All the circulating blood cells derive from pluripotential stem cells in the marrow. They divide into three main types. The most numerous are red cells which are specialized for carriage of oxygen from the lungs to the tissues and of carbon dioxide in the reverse direction (Table 2.1). They have a 4‐ month lifespan, whereas the smallest cells, platelets involved in haemostasis, circulate for only 10 days. The white cells are made up of four types of phagocyte, neutrophils, eosinophils, basophils and monocytes, which protect against bacterial and fungal infections, and of lymphocytes, which include B cells, involved in antibody production, and T cells (CD4 helper and CD8 suppressor), concerned with the immune response and in protection against viruses and other foreign cells. White cells have a wide range of lifespan (Table 2.1).
The red cells and platelets are counted and their diameter and other parameters measured by an automated cell counter (Fig. 2.1). This also enumerates the different types of white cell by flow cytometry and detects abnormal cells.
We each make approximately 1012 new erythrocytes (red cells) each day by the complex and finely regulated process of erythropoiesis. Erythropoiesis passes from the stem cell through the progenitor cells, colony‐forming unit granulocyte, erythroid, monocyte and megakaryocyte (CFUGEMM), burst‐forming unit erythroid (BFUE) and erythroid CFU (CFUE) (Fig. 2.2), to the first recognizable erythrocyte precursor in the bone marrow, the pronormoblast. This process occurs in an erythroid niche in which about 30 erythroid cells at various stages of development surround a central macrophage.

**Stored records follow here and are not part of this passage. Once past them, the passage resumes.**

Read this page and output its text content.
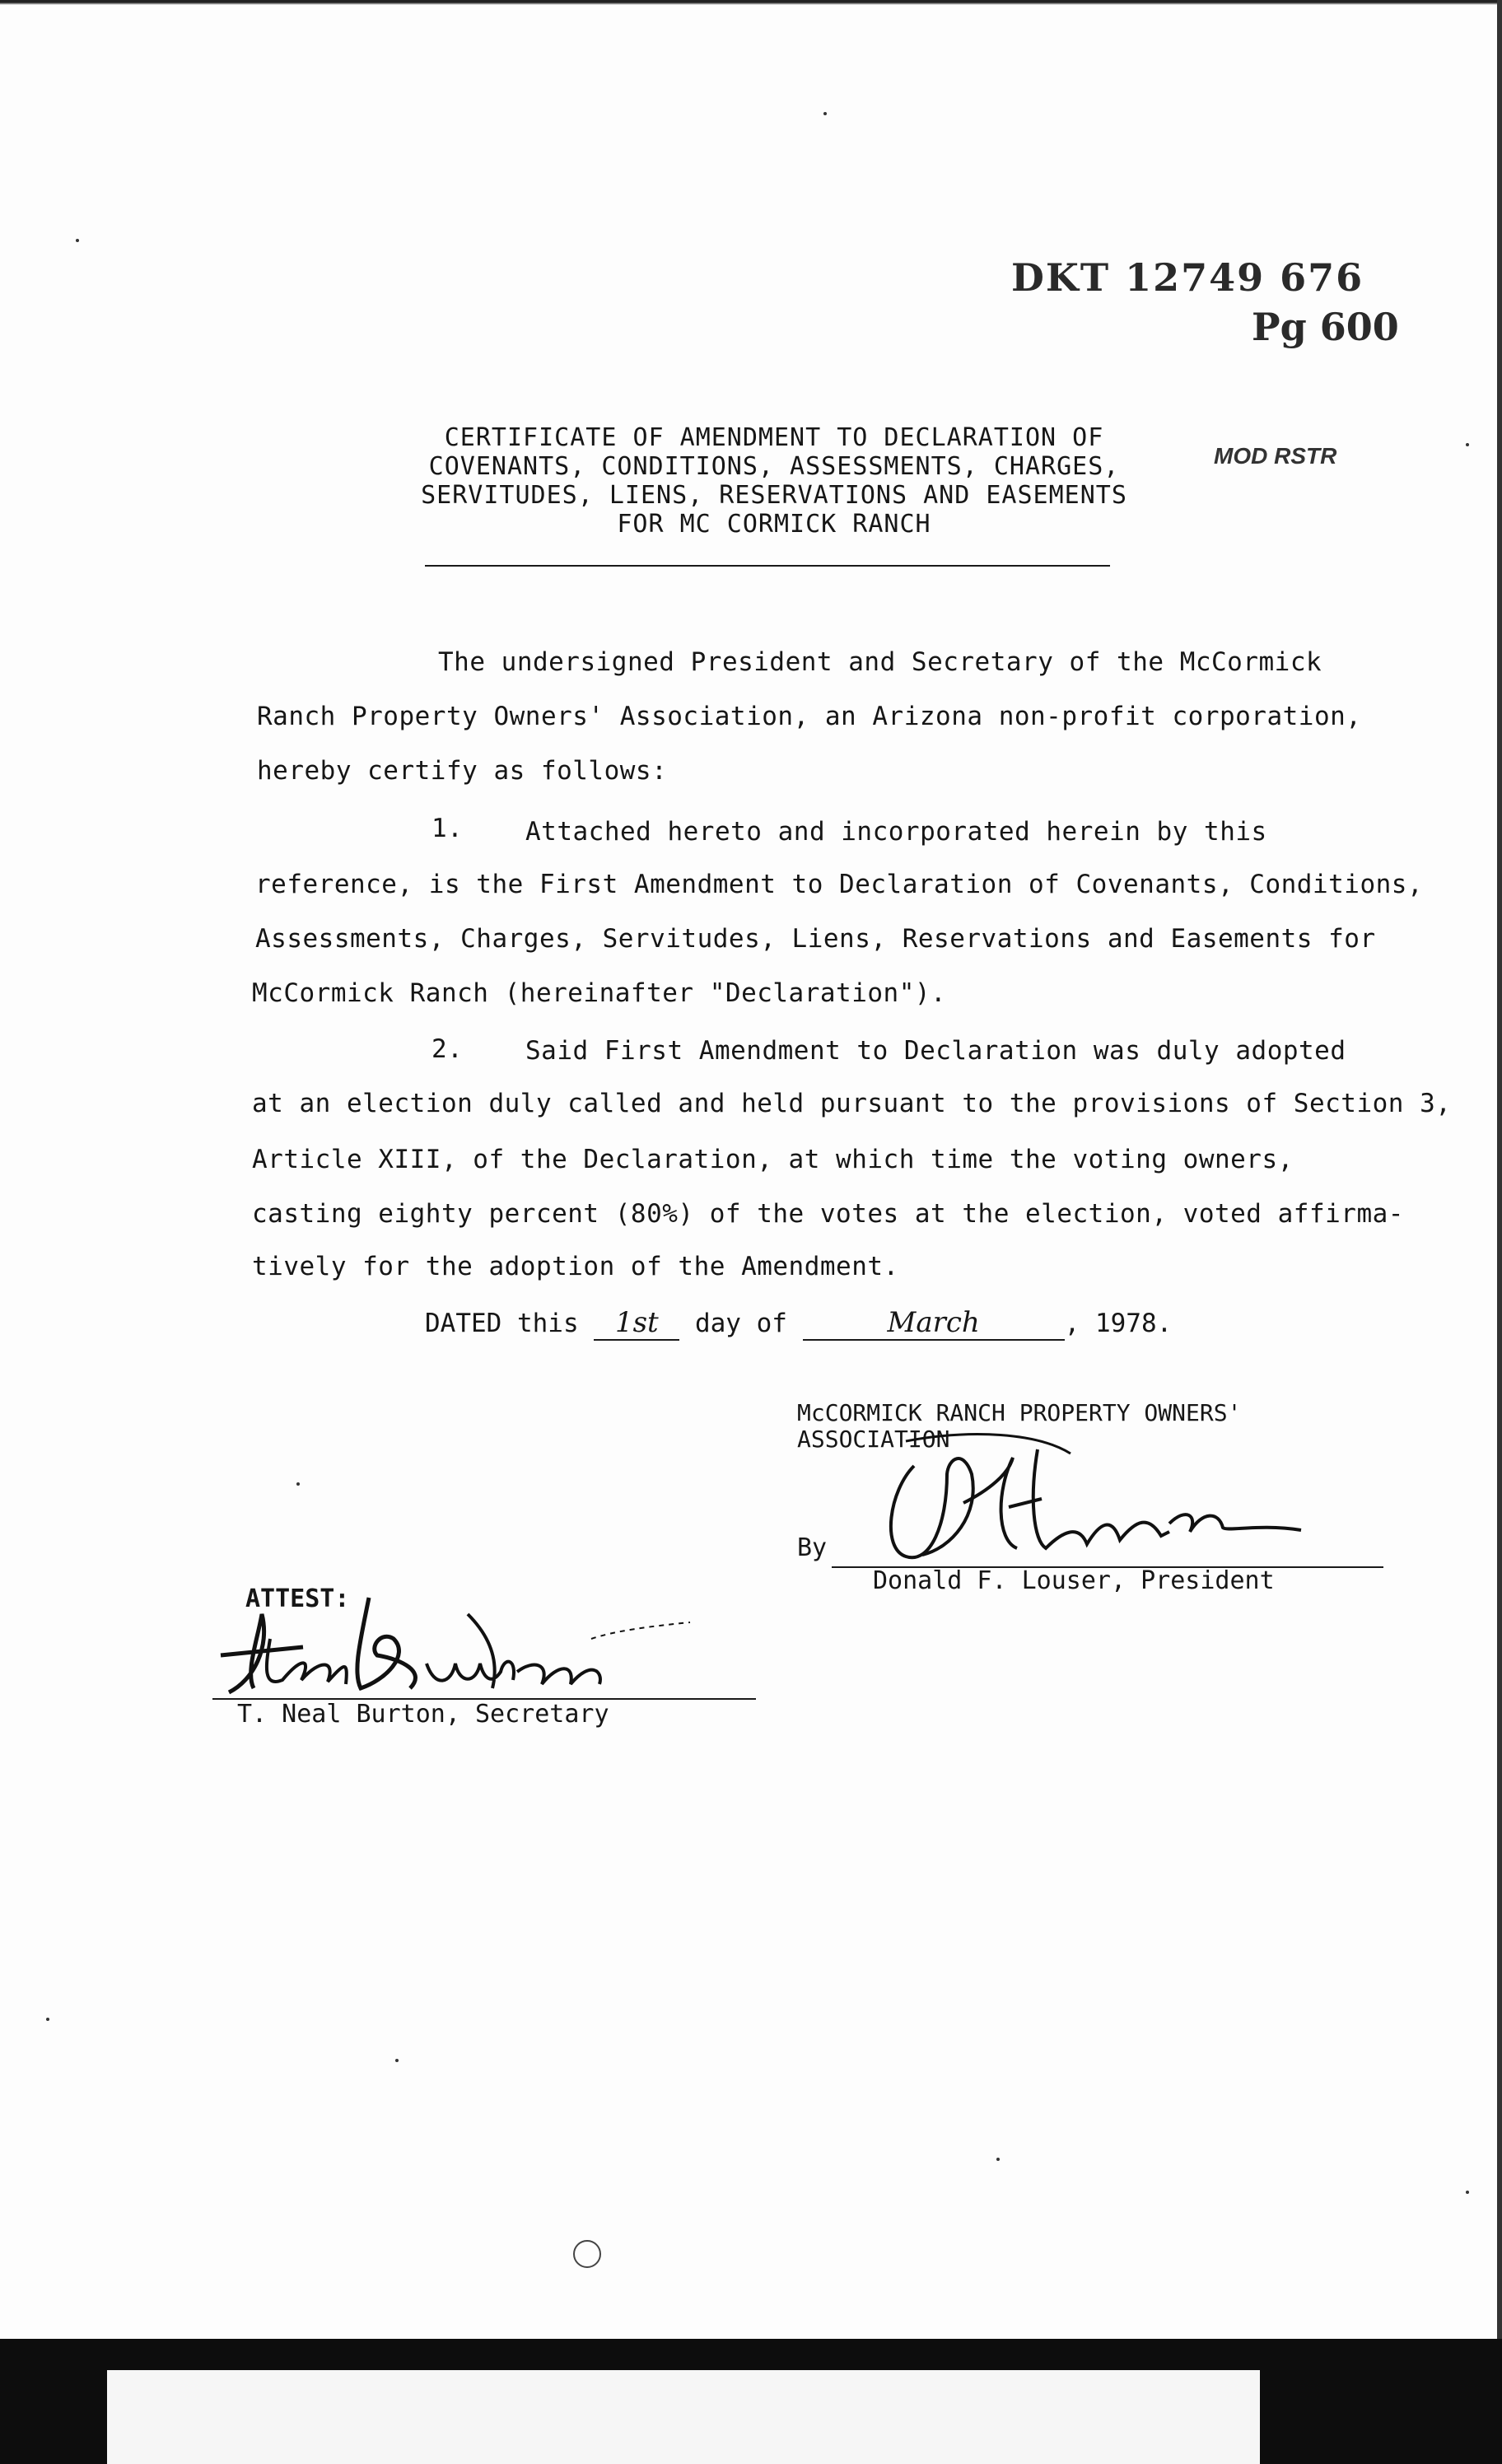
DKT 12749 676
Pg 600
MOD RSTR
CERTIFICATE OF AMENDMENT TO DECLARATION OF
COVENANTS, CONDITIONS, ASSESSMENTS, CHARGES,
SERVITUDES, LIENS, RESERVATIONS AND EASEMENTS
FOR MC CORMICK RANCH
The undersigned President and Secretary of the McCormick
Ranch Property Owners' Association, an Arizona non-profit corporation,
hereby certify as follows:
1. Attached hereto and incorporated herein by this
reference, is the First Amendment to Declaration of Covenants, Conditions,
Assessments, Charges, Servitudes, Liens, Reservations and Easements for
McCormick Ranch (hereinafter "Declaration").
2. Said First Amendment to Declaration was duly adopted
at an election duly called and held pursuant to the provisions of Section 3,
Article XIII, of the Declaration, at which time the voting owners,
casting eighty percent (80%) of the votes at the election, voted affirma-
tively for the adoption of the Amendment.
DATED this 1st day of	March	, 1978.
McCORMICK RANCH PROPERTY OWNERS'
ASSOCIATION
By
Donald F. Louser, President
ATTEST:
T. Neal Burton, Secretary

The pronormoblast is a large cell with dark blue cytoplasm, a central nucleus with nucleoli and slightly clumped chromatin (Fig. 2.2). It gives rise to a series of progressively smaller normoblasts by a number of cell divisions. They also contain progressively more haemoglobin (which stains pink) in the cytoplasm; the cytoplasm stains paler blue as it loses its RNA and protein synthetic apparatus while nuclear chromatin becomes more condensed (Figs 2.2 and 2.3). The nucleus is finally extruded from the late normoblast within the marrow and a reticulocyte results, which still contains some ribosomal RNA and is still able to synthesize haemoglobin (Fig. 2.4). This cell is slightly larger than a mature red cell, and circulates in the peripheral blood for 1–2 days before maturing, when RNA is completely lost. A completely pink‐staining mature erythrocyte results which is a non‐nucleated biconcave disc. One pronormoblast usually gives rise to 16 mature red cells (Fig. 2.3). Nucleated red cells (normoblasts) are not present in normal human peripheral blood (Fig. 2.4). They appear in the blood if erythropoiesis is occurring outside the marrow (extrame ullary erythropoiesis) and also with some marrow diseases.